If you aren't familiar with Manual mode, that's ok. You may need your camera's manual, however, if you don't know how to find out and change your ISO, aperture, and shutter speed.

  1. First, find your location and set up your camera.
  2. Put your camera on Aperture Priority mode. For Nikons this is usually marked on your mode dial as "A", for Canons it is "Av". (We'll switch to Manual mode later.)
  3. Decide on your primary ISO. For indoor photography with average lighting you'll need ISO 800, for brightly lit rooms 400 might be okay. We'll talk about adjusting this again a little later.
  4. Decide on your aperture. Aperture controls depth of field or how much of your photo will be in focus in the areas in front of and behind your focus. f/8.0 is a safe choice.
  5. Take a look at the shutter speed that results from your ISO and aperture choice by pressing the shutter button halfway while the camera is pointed at whatever you plan to photograph.
  6. If your shutter speed is 1/15 or slower you might have issues with motion blur in your photo. To get a faster shutter speed, increase your ISO (go from ISO 400 to 800, for example) and/or choose a lower-numbered aperture (go from f/8 to f/4, for example).
  7. If you have a shutter speed of 1/30 or higher you'll probably be okay. The closer you are to 1/30, the more careful you'll have to be to keep still while the photo is taken.
  8. Write down your ISO, shutter speed, and aperture.

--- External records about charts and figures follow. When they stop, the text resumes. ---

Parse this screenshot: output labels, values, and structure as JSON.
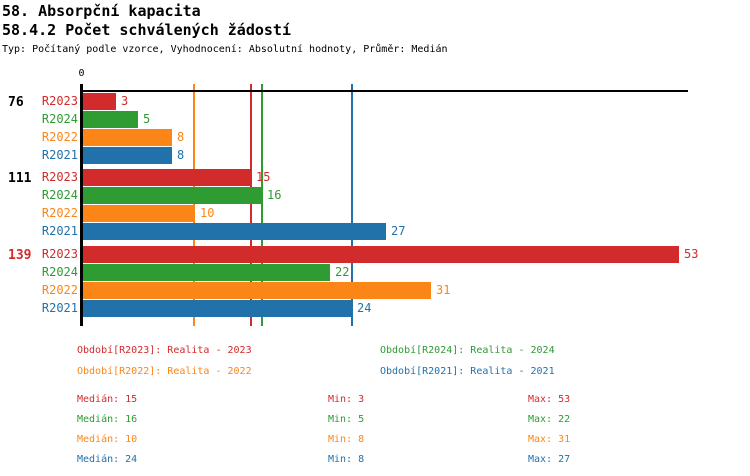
{
  "header": {
    "title1": "58. Absorpční kapacita",
    "title2": "58.4.2 Počet schválených žádostí",
    "info": "Typ: Počítaný podle vzorce, Vyhodnocení: Absolutní hodnoty, Průměr: Medián"
  },
  "chart_data": {
    "type": "bar",
    "orientation": "horizontal",
    "title": "58.4.2 Počet schválených žádostí",
    "origin_label": "0",
    "xlim": [
      0,
      54
    ],
    "grid": false,
    "series": [
      {
        "name": "R2023",
        "color": "#d22b2b",
        "median": 15,
        "min": 3,
        "max": 53
      },
      {
        "name": "R2024",
        "color": "#2e9b33",
        "median": 16,
        "min": 5,
        "max": 22
      },
      {
        "name": "R2022",
        "color": "#fb8617",
        "median": 10,
        "min": 8,
        "max": 31
      },
      {
        "name": "R2021",
        "color": "#2172ab",
        "median": 24,
        "min": 8,
        "max": 27
      }
    ],
    "groups": [
      {
        "label": "76",
        "label_color": "#000000",
        "values": [
          3,
          5,
          8,
          8
        ]
      },
      {
        "label": "111",
        "label_color": "#000000",
        "values": [
          15,
          16,
          10,
          27
        ]
      },
      {
        "label": "139",
        "label_color": "#d22b2b",
        "values": [
          53,
          22,
          31,
          24
        ]
      }
    ],
    "median_lines": [
      {
        "series": "R2023",
        "value": 15,
        "color": "#d22b2b"
      },
      {
        "series": "R2024",
        "value": 16,
        "color": "#2e9b33"
      },
      {
        "series": "R2022",
        "value": 10,
        "color": "#fb8617"
      },
      {
        "series": "R2021",
        "value": 24,
        "color": "#2172ab"
      }
    ]
  },
  "legend": {
    "items": [
      {
        "text": "Období[R2023]: Realita - 2023",
        "color": "#d22b2b"
      },
      {
        "text": "Období[R2024]: Realita - 2024",
        "color": "#2e9b33"
      },
      {
        "text": "Období[R2022]: Realita - 2022",
        "color": "#fb8617"
      },
      {
        "text": "Období[R2021]: Realita - 2021",
        "color": "#2172ab"
      }
    ]
  },
  "stats": {
    "rows": [
      {
        "color": "#d22b2b",
        "median": "Medián: 15",
        "min": "Min: 3",
        "max": "Max: 53"
      },
      {
        "color": "#2e9b33",
        "median": "Medián: 16",
        "min": "Min: 5",
        "max": "Max: 22"
      },
      {
        "color": "#fb8617",
        "median": "Medián: 10",
        "min": "Min: 8",
        "max": "Max: 31"
      },
      {
        "color": "#2172ab",
        "median": "Medián: 24",
        "min": "Min: 8",
        "max": "Max: 27"
      }
    ]
  }
}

  9. Change to Manual mode and dial in the ISO, shutter speed, and aperture that you wrote down.
  10. Change to the white balance that makes sense for the environment you are shooting in. If it's indoor (old-style) light bulbs or "warm" CFLs, use "incandescent" or "tungsten". For "cool" or "daylight-balanced" bulbs use "daylight", etc.

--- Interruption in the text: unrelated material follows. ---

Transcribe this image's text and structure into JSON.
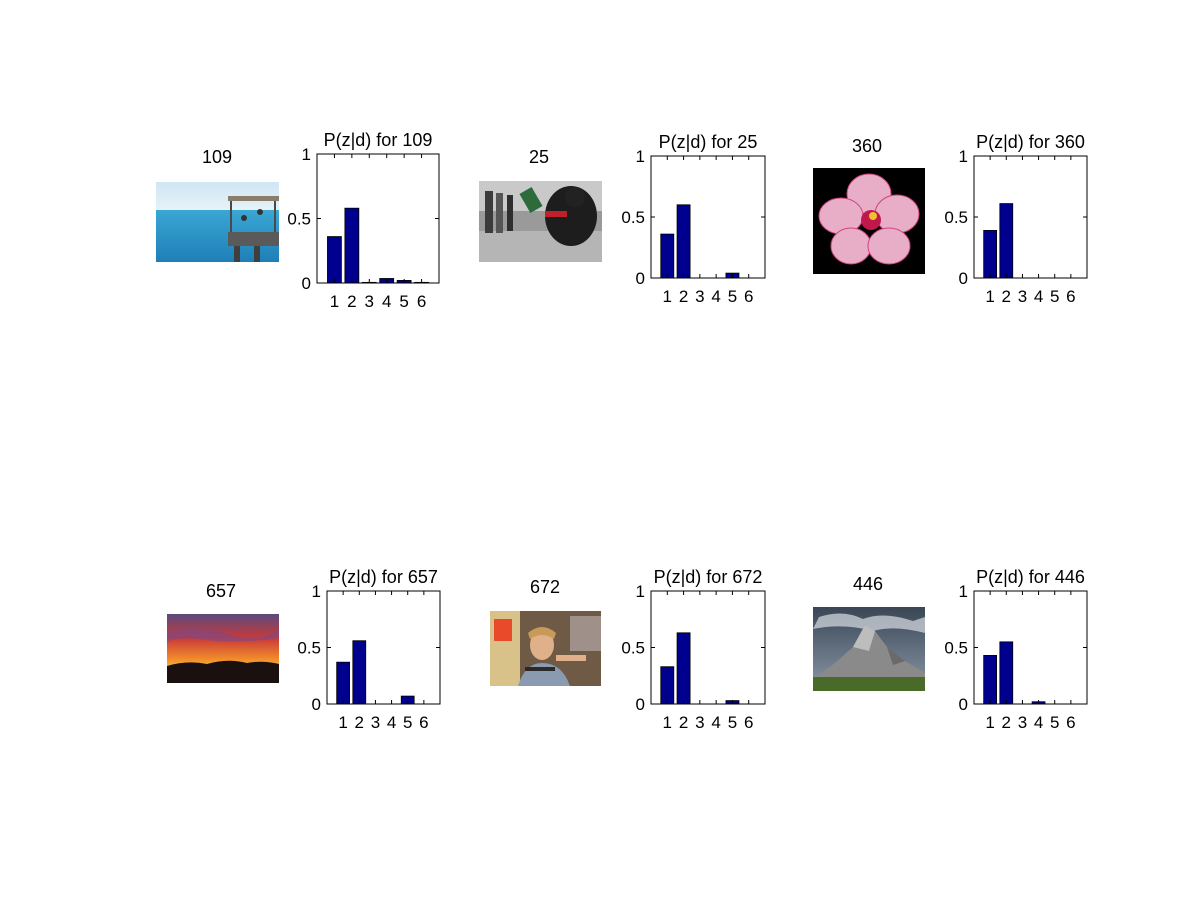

  11. If you have a remote it'll make it easier to get into position and take the photo, but if you do not, then you can use your camera's self timer instead. Experiment and see what works for you.
  12. Make sure your image is framed how you want it.

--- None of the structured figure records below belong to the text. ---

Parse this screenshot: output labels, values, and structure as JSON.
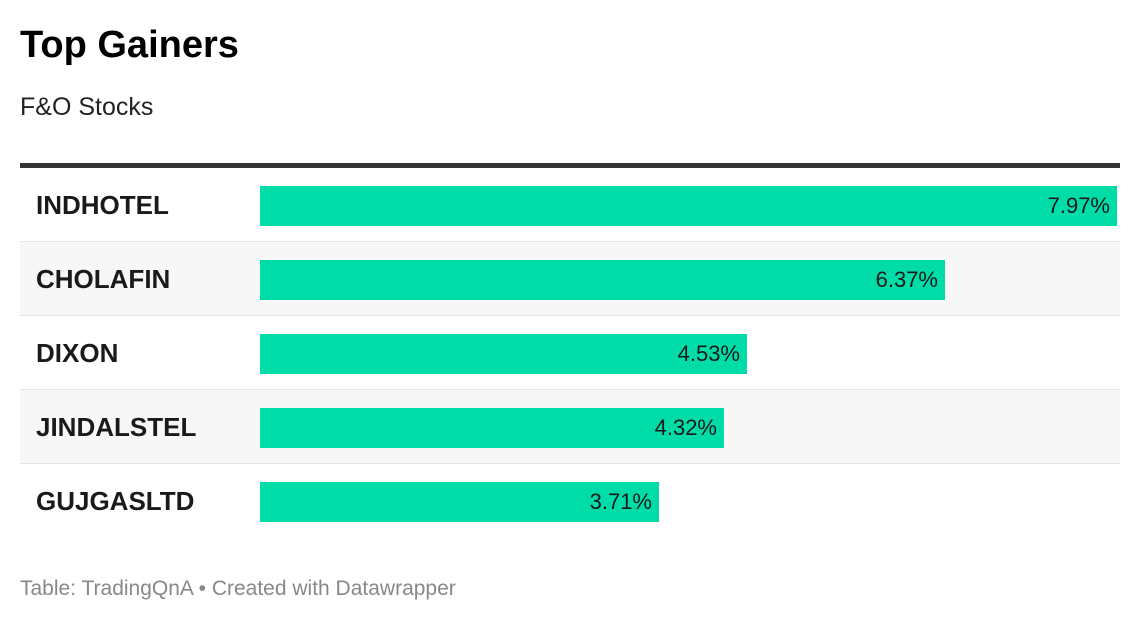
{
  "title": "Top Gainers",
  "subtitle": "F&O Stocks",
  "footer": {
    "source": "Table: TradingQnA",
    "separator": "•",
    "credit": "Created with Datawrapper"
  },
  "colors": {
    "bar": "#00dca8",
    "header_rule": "#333333",
    "alt_row": "#f7f7f7"
  },
  "chart_data": {
    "type": "bar",
    "orientation": "horizontal",
    "title": "Top Gainers",
    "subtitle": "F&O Stocks",
    "categories": [
      "INDHOTEL",
      "CHOLAFIN",
      "DIXON",
      "JINDALSTEL",
      "GUJGASLTD"
    ],
    "values": [
      7.97,
      6.37,
      4.53,
      4.32,
      3.71
    ],
    "value_labels": [
      "7.97%",
      "6.37%",
      "4.53%",
      "4.32%",
      "3.71%"
    ],
    "xlim": [
      0,
      8.0
    ],
    "unit": "%",
    "grid": false,
    "legend": "none"
  }
}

  13. Dial in the focus on where you will be.
  14. It may help to pre-envision your shot and make mental or actual marks for positions where your first and second photo might interact or in places you want to avoid overlap. These are easy to lose track of and hard to correct later in post.
  15. Either get yourself in position and take the photo with your remote, or press the shutter button and get into position before the self-timer takes the photo.
  16. When you think you have a photo that you want to use, go change outfits if you'd like to, and then get into position for the second photo and take that one the same way you did the first one.
  17. When you have the photos you want to combine, open one of them in Gimp or whatever photo editing software you use.
  18. Open the second photo as a layer "over" the first. (In Gimp, go to "File" > "Open as Layers").
  19. Use the Free Select Tool to roughly cut out your image from the image in the top layer (in Gimp you may need to go to "Windows">"Dockable Dialogs">"Layers" to see what layer you are working on).
  20. Invert your selection to change the selection from your image to everything else but you in the image on the top layer. (In Gimp, click on the "Select" menu and click "Invert".)
  21. Press the "Delete" key on your keyboard to delete everything but you in the image on the top layer.
  22. It should magically appear as if there were two of you in the photo at this point. If it looks good, flatten the image (in Gimp, go to the "Image">"Flatten").
  23. Make any other adjustments you'd like to the image and save as usual. Note that if you don't flatten the image before saving you may get an error or it may just not work. Images with multiple layers cannot usually be saved as a .jpg file.